James Cameron explains why the entire submersible search was a 'prolonged nightmarish charade'

James Cameron makes it pretty clear, there is a super-rich explorer dude's backchannel where he learned, very early on, that the Titan submarine was no more. It is a small community of guys who design super deep submersible vehicles, and he is in the club. Their likely discord, slack channel, or Facebook group shared the news that communications were lost, and the Titan's independently powered and housed positioning beacon failed simultaneously. There was very little chance the sub was intact at that point.

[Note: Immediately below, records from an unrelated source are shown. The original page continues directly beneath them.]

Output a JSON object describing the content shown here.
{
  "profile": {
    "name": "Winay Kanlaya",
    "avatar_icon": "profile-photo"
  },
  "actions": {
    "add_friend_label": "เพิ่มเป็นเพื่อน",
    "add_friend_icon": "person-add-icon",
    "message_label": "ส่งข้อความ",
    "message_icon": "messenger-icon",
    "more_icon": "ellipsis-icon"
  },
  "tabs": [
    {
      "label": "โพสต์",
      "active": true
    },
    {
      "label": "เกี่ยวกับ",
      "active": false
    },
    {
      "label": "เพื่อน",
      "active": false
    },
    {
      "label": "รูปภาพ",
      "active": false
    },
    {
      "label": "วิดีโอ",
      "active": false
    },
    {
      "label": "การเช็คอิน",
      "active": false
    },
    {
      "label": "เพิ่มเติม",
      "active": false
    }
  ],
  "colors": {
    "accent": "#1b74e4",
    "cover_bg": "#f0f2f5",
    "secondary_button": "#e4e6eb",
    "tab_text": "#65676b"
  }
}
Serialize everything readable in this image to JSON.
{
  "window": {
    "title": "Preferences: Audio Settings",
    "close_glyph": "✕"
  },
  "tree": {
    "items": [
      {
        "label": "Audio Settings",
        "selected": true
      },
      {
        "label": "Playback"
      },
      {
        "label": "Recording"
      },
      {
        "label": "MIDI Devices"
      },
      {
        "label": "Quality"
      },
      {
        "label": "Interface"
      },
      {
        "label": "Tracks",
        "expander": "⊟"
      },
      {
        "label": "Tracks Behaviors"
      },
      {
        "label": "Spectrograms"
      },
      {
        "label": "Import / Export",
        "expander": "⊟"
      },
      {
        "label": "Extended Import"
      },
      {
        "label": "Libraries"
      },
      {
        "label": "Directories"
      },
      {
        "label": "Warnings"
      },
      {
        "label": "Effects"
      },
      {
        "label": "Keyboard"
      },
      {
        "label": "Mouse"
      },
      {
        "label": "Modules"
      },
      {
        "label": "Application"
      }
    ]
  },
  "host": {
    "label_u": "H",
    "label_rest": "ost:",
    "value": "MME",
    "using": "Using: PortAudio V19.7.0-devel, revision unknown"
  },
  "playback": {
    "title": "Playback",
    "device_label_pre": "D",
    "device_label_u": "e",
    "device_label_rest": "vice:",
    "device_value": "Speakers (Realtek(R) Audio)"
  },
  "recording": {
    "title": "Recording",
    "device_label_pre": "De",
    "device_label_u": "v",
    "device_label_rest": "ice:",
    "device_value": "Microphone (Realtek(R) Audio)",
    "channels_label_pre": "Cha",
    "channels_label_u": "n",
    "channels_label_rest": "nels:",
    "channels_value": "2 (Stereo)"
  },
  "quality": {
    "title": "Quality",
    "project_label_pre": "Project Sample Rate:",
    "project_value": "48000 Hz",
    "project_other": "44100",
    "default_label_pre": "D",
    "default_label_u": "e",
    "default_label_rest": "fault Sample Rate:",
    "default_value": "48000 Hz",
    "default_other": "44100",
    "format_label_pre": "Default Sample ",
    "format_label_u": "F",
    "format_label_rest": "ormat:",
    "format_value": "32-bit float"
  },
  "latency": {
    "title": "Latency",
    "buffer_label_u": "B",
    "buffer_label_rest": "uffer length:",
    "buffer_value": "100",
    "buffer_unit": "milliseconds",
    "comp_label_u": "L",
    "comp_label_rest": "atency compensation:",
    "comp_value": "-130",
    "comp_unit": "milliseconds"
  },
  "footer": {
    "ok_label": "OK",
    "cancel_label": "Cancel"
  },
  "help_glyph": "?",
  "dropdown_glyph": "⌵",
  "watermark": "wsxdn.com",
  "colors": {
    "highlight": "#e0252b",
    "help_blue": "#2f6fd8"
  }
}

Cameron can imagine no situation where communications and the separate beacon would fail simultaneously and the boat would be intact. This guy imagined blue people on pterodactyls fighting with human space marines. From the beginning, it was very clear to Cameron that there was no reason to be searching as we were, as there was no one left to rescue.

ABC News:

"And I think if that's your idea of safety, then you're doing it wrong. They probably had warning that their hull was starting to delaminate, starting to crack. … [W]e understand from inside the community that they had dropped their ascent weights and they were coming up, trying to manage an emergency."

The disparity in media response to these lost 5 people vs. the 700 lost souls of the Adriana, which sank off the coast of Greece, is upsetting. Still, during the barrage of media coverage, I couldn't help wondering why we put so much effort into 5 likely dead people and won't bother looking for indigenous women who go missing in the United States. This was a very expensive show.